# Boiler timer switch broken



## jeananne (27 Jan 2010)

Hi,
I have an APT boiler timer switch - clock type with moveable segements that turn on/off boiler . The kids have pulled off a segement today  I've found the segement but have apparently made matters worse by trying (unsuccessfully) to reattach it because now the timer will switch on for that half hour and of course I don't want it to !!!
Does anyone know if it is possible to reattach these little segements or do I need to buy a new timer?
Also assuming I will have to get a new one - are they easy enough to rewire ???
Or do I need to get "a man " in - I am capable of wiring a plug and I have rewired a double plug socket previously !


----------



## pudds (27 Jan 2010)

I would get a new one, try to get the exact same type and if you note the position of each wire in the old unit before removing them and then follow same pattern when fitting wires to new unit, then it should be pretty straight forward. Their not expensive either. 

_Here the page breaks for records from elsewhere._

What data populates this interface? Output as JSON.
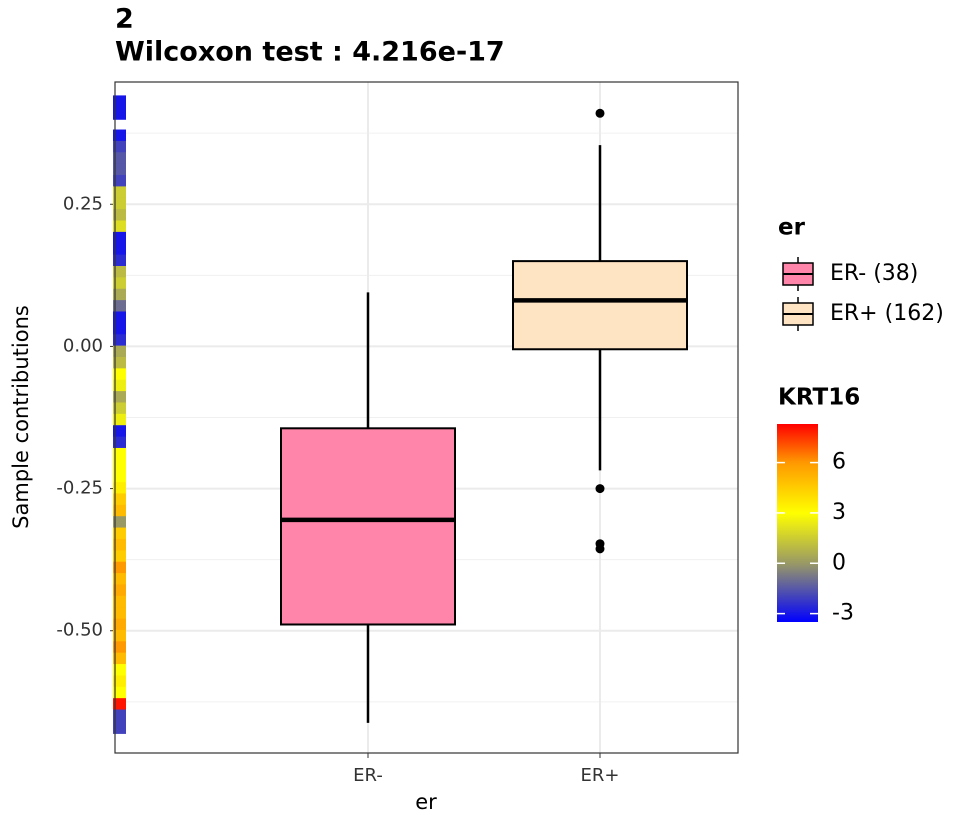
{
  "chart_data": {
    "type": "boxplot",
    "title": "2",
    "subtitle": "Wilcoxon test : 4.216e-17",
    "x_label": "er",
    "y_label": "Sample contributions",
    "categories": [
      "ER-",
      "ER+"
    ],
    "series": [
      {
        "name": "ER- (38)",
        "color": "#ff85aa",
        "q1": -0.489,
        "median": -0.305,
        "q3": -0.144,
        "whislo": -0.662,
        "whishi": 0.095,
        "outliers": []
      },
      {
        "name": "ER+ (162)",
        "color": "#ffe4c4",
        "q1": -0.005,
        "median": 0.081,
        "q3": 0.15,
        "whislo": -0.218,
        "whishi": 0.354,
        "outliers": [
          0.41,
          -0.25,
          -0.347,
          -0.356
        ]
      }
    ],
    "ylim": [
      -0.715,
      0.465
    ],
    "yticks": [
      {
        "value": 0.25,
        "label": "0.25"
      },
      {
        "value": 0,
        "label": "0.00"
      },
      {
        "value": -0.25,
        "label": "-0.25"
      },
      {
        "value": -0.5,
        "label": "-0.50"
      }
    ],
    "yminorticks": [
      0.375,
      0.125,
      -0.125,
      -0.375,
      -0.625
    ],
    "grid": true,
    "legend_title": "er",
    "legend_position": "right",
    "colorbar": {
      "title": "KRT16",
      "lim": [
        -3.5,
        8.3
      ],
      "ticks": [
        6,
        3,
        0,
        -3
      ],
      "stops": [
        {
          "value": -3.5,
          "color": "#0000ff"
        },
        {
          "value": 0,
          "color": "#999966"
        },
        {
          "value": 3,
          "color": "#ffff00"
        },
        {
          "value": 6,
          "color": "#ff9900"
        },
        {
          "value": 8.3,
          "color": "#ff0000"
        }
      ]
    },
    "rug": [
      {
        "y": 0.43,
        "krt16": -3
      },
      {
        "y": 0.41,
        "krt16": -3
      },
      {
        "y": 0.37,
        "krt16": -3
      },
      {
        "y": 0.35,
        "krt16": -2
      },
      {
        "y": 0.33,
        "krt16": -1.5
      },
      {
        "y": 0.31,
        "krt16": -1.5
      },
      {
        "y": 0.29,
        "krt16": -2
      },
      {
        "y": 0.27,
        "krt16": 1.5
      },
      {
        "y": 0.25,
        "krt16": 1.5
      },
      {
        "y": 0.23,
        "krt16": 1
      },
      {
        "y": 0.21,
        "krt16": 2
      },
      {
        "y": 0.19,
        "krt16": -3
      },
      {
        "y": 0.17,
        "krt16": -3
      },
      {
        "y": 0.15,
        "krt16": -2.5
      },
      {
        "y": 0.13,
        "krt16": 1
      },
      {
        "y": 0.11,
        "krt16": 1.5
      },
      {
        "y": 0.09,
        "krt16": 0.5
      },
      {
        "y": 0.07,
        "krt16": -1
      },
      {
        "y": 0.05,
        "krt16": -3
      },
      {
        "y": 0.03,
        "krt16": -3
      },
      {
        "y": 0.01,
        "krt16": -2.5
      },
      {
        "y": -0.01,
        "krt16": 0.5
      },
      {
        "y": -0.03,
        "krt16": 1
      },
      {
        "y": -0.05,
        "krt16": 3
      },
      {
        "y": -0.07,
        "krt16": 2.5
      },
      {
        "y": -0.09,
        "krt16": 0.5
      },
      {
        "y": -0.11,
        "krt16": 1.5
      },
      {
        "y": -0.13,
        "krt16": 2.5
      },
      {
        "y": -0.15,
        "krt16": -3
      },
      {
        "y": -0.17,
        "krt16": -2.5
      },
      {
        "y": -0.19,
        "krt16": 3
      },
      {
        "y": -0.21,
        "krt16": 3
      },
      {
        "y": -0.23,
        "krt16": 3
      },
      {
        "y": -0.25,
        "krt16": 3.5
      },
      {
        "y": -0.27,
        "krt16": 4.5
      },
      {
        "y": -0.29,
        "krt16": 5
      },
      {
        "y": -0.31,
        "krt16": 0
      },
      {
        "y": -0.33,
        "krt16": 4.5
      },
      {
        "y": -0.35,
        "krt16": 5
      },
      {
        "y": -0.37,
        "krt16": 4.5
      },
      {
        "y": -0.39,
        "krt16": 6
      },
      {
        "y": -0.41,
        "krt16": 5
      },
      {
        "y": -0.43,
        "krt16": 5.5
      },
      {
        "y": -0.45,
        "krt16": 5
      },
      {
        "y": -0.47,
        "krt16": 5
      },
      {
        "y": -0.49,
        "krt16": 5.5
      },
      {
        "y": -0.51,
        "krt16": 5
      },
      {
        "y": -0.53,
        "krt16": 6
      },
      {
        "y": -0.55,
        "krt16": 5
      },
      {
        "y": -0.57,
        "krt16": 3
      },
      {
        "y": -0.59,
        "krt16": 3.5
      },
      {
        "y": -0.61,
        "krt16": 3
      },
      {
        "y": -0.63,
        "krt16": 8
      },
      {
        "y": -0.65,
        "krt16": -2
      },
      {
        "y": -0.67,
        "krt16": -2
      }
    ]
  }
}
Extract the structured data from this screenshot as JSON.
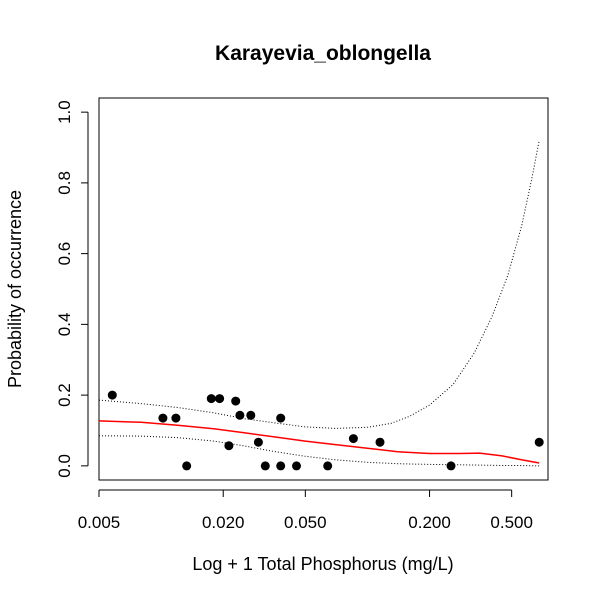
{
  "chart_data": {
    "type": "scatter",
    "title": "Karayevia_oblongella",
    "xlabel": "Log + 1 Total Phosphorus (mg/L)",
    "ylabel": "Probability of occurrence",
    "x_scale": "log",
    "xlim": [
      0.005,
      0.75
    ],
    "ylim": [
      -0.04,
      1.04
    ],
    "x_ticks": [
      0.005,
      0.02,
      0.05,
      0.2,
      0.5
    ],
    "x_tick_labels": [
      "0.005",
      "0.020",
      "0.050",
      "0.200",
      "0.500"
    ],
    "y_ticks": [
      0,
      0.2,
      0.4,
      0.6,
      0.8,
      1.0
    ],
    "y_tick_labels": [
      "0.0",
      "0.2",
      "0.4",
      "0.6",
      "0.8",
      "1.0"
    ],
    "grid": false,
    "legend": "none",
    "series": [
      {
        "kind": "points",
        "color": "#000000",
        "x": [
          0.0058,
          0.0102,
          0.0118,
          0.0133,
          0.0175,
          0.0192,
          0.0213,
          0.023,
          0.0241,
          0.0272,
          0.0296,
          0.032,
          0.038,
          0.038,
          0.0453,
          0.0642,
          0.0855,
          0.115,
          0.254,
          0.68
        ],
        "y": [
          0.2,
          0.135,
          0.135,
          0.0,
          0.19,
          0.19,
          0.057,
          0.183,
          0.143,
          0.143,
          0.067,
          0.0,
          0.0,
          0.135,
          0.0,
          0.0,
          0.077,
          0.067,
          0.0,
          0.067
        ]
      },
      {
        "kind": "line",
        "color": "#ff0000",
        "style": "solid",
        "x": [
          0.005,
          0.008,
          0.012,
          0.018,
          0.025,
          0.035,
          0.05,
          0.07,
          0.1,
          0.14,
          0.2,
          0.28,
          0.35,
          0.45,
          0.55,
          0.68
        ],
        "y": [
          0.127,
          0.123,
          0.115,
          0.105,
          0.094,
          0.082,
          0.07,
          0.06,
          0.05,
          0.04,
          0.035,
          0.035,
          0.036,
          0.028,
          0.018,
          0.008
        ]
      },
      {
        "kind": "line",
        "color": "#000000",
        "style": "dotted",
        "x": [
          0.005,
          0.008,
          0.012,
          0.018,
          0.025,
          0.035,
          0.05,
          0.07,
          0.1,
          0.13,
          0.16,
          0.2,
          0.26,
          0.33,
          0.4,
          0.48,
          0.56,
          0.63,
          0.68
        ],
        "y": [
          0.186,
          0.176,
          0.165,
          0.15,
          0.134,
          0.122,
          0.11,
          0.106,
          0.109,
          0.12,
          0.14,
          0.172,
          0.23,
          0.32,
          0.42,
          0.54,
          0.68,
          0.82,
          0.92
        ]
      },
      {
        "kind": "line",
        "color": "#000000",
        "style": "dotted",
        "x": [
          0.005,
          0.008,
          0.012,
          0.018,
          0.025,
          0.035,
          0.05,
          0.07,
          0.1,
          0.14,
          0.2,
          0.28,
          0.35,
          0.45,
          0.55,
          0.68
        ],
        "y": [
          0.085,
          0.084,
          0.08,
          0.07,
          0.057,
          0.041,
          0.027,
          0.017,
          0.01,
          0.006,
          0.004,
          0.003,
          0.002,
          0.001,
          0.001,
          0.0
        ]
      }
    ]
  }
}
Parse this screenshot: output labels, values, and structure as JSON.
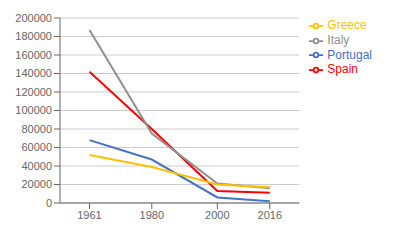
{
  "chart_data": {
    "type": "line",
    "x": [
      1961,
      1980,
      2000,
      2016
    ],
    "series": [
      {
        "name": "Portugal",
        "color": "#4472C4",
        "values": [
          68000,
          47000,
          6000,
          2000
        ]
      },
      {
        "name": "Spain",
        "color": "#FF0000",
        "values": [
          142000,
          80000,
          13000,
          11000
        ]
      },
      {
        "name": "Italy",
        "color": "#909090",
        "values": [
          187000,
          75000,
          21000,
          16000
        ]
      },
      {
        "name": "Greece",
        "color": "#FFC000",
        "values": [
          52000,
          39000,
          20000,
          17000
        ]
      }
    ],
    "xlim": [
      1952,
      2025
    ],
    "xticks": [
      1961,
      1980,
      2000,
      2016
    ],
    "ylim": [
      0,
      200000
    ],
    "yticks": [
      0,
      20000,
      40000,
      60000,
      80000,
      100000,
      120000,
      140000,
      160000,
      180000,
      200000
    ],
    "grid": true,
    "legend": "right"
  }
}
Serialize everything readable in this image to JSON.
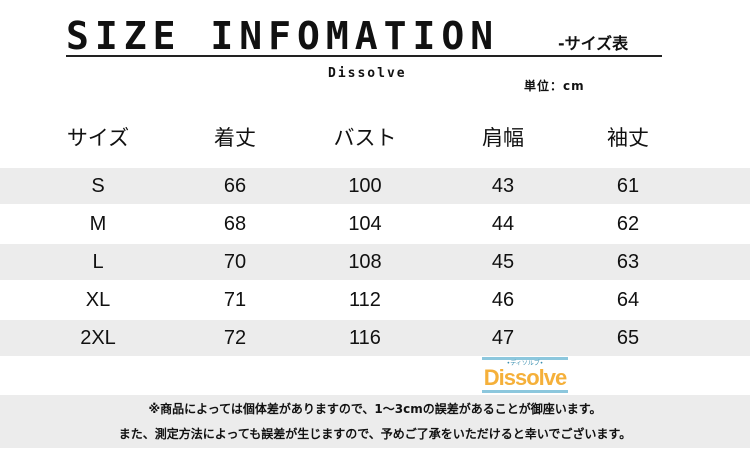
{
  "header": {
    "title": "SIZE INFOMATION",
    "subtitle": "-サイズ表",
    "brand": "Dissolve",
    "unit": "単位：cm"
  },
  "table": {
    "columns": [
      "サイズ",
      "着丈",
      "バスト",
      "肩幅",
      "袖丈"
    ],
    "rows": [
      [
        "S",
        "66",
        "100",
        "43",
        "61"
      ],
      [
        "M",
        "68",
        "104",
        "44",
        "62"
      ],
      [
        "L",
        "70",
        "108",
        "45",
        "63"
      ],
      [
        "XL",
        "71",
        "112",
        "46",
        "64"
      ],
      [
        "2XL",
        "72",
        "116",
        "47",
        "65"
      ]
    ]
  },
  "watermark": {
    "text": "Dissolve",
    "kana": "•ディソルブ•"
  },
  "notes": [
    "※商品によっては個体差がありますので、1～3cmの誤差があることが御座います。",
    "また、測定方法によっても誤差が生じますので、予めご了承をいただけると幸いでございます。"
  ],
  "colors": {
    "band": "#ececec",
    "text": "#111111",
    "watermark": "#f5b03a"
  }
}
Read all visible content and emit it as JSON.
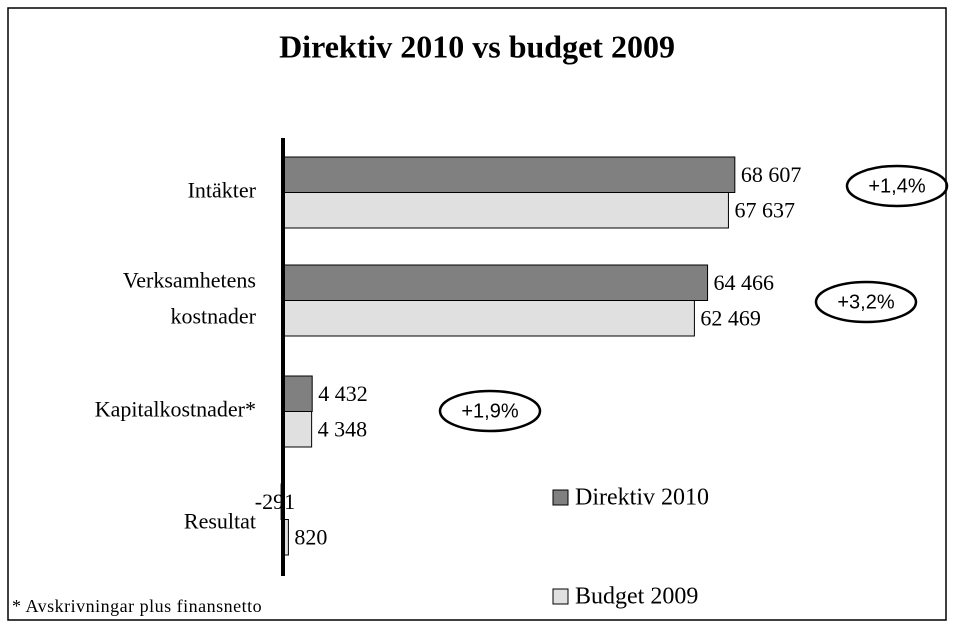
{
  "chart_data": {
    "type": "bar",
    "orientation": "horizontal",
    "title": "Direktiv 2010 vs budget 2009",
    "categories": [
      "Intäkter",
      "Verksamhetens\nkostnader",
      "Kapitalkostnader*",
      "Resultat"
    ],
    "series": [
      {
        "name": "Direktiv 2010",
        "color": "#808080",
        "values": [
          68607,
          64466,
          4432,
          -291
        ],
        "value_labels": [
          "68 607",
          "64 466",
          "4 432",
          "-291"
        ]
      },
      {
        "name": "Budget 2009",
        "color": "#e0e0e0",
        "values": [
          67637,
          62469,
          4348,
          820
        ],
        "value_labels": [
          "67 637",
          "62 469",
          "4 348",
          "820"
        ]
      }
    ],
    "xlim": [
      0,
      70000
    ],
    "annotations": [
      "+1,4%",
      "+3,2%",
      "+1,9%"
    ],
    "footnote": "* Avskrivningar plus finansnetto",
    "legend": "lower right"
  }
}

MAKE SURE YOU ISOLATE THE MAINS SUPPLY FIRST.


----------



## jeananne (28 Jan 2010)

Thanks Pudds - Will do.
Got the exact same one today, APT IMM24, so that should make it fairly easy I hope...


----------



## galwaytt (29 Jan 2010)

....actually, slight tangent:  those APT switches are complete junk, why they're still being used escapes me.  A really good Horstmann H27 or similar is light years better, and not expensive.


----------



## DGOBS (29 Jan 2010)

+1, hate those apt ones, have a number of houses zoned with 3 of them side by side...madness


----------



## pookie1485 (30 Jan 2010)

hi all, i had almost the same problem with a superQ50/90 firebird timer (the clock was broken)- i replaced the timer - now the clock is working but the switches are not ie on/off timer/manual any one any ideas what might be wrong or better still how to fix it???? i also replaced the timed/manual switch still no luck!!


----------



## DGOBS (31 Jan 2010)

Sounds like you have not wired it correctly, I found those SQ timers very unreliable and normally wire them out and put a decent electronic timer on the system beside the spur box


----------



## Emily123 (11 Feb 2010)

I don't know anything about boilers, but the timer in ours went a few years ago and instead of touching the boiler, we put a standard timer on the on/off switch that was on the wall in the kitchen, and left the boiler "permanently on". The timer switch cost 30eur in Woodies and it has worked brilliantly since.


----------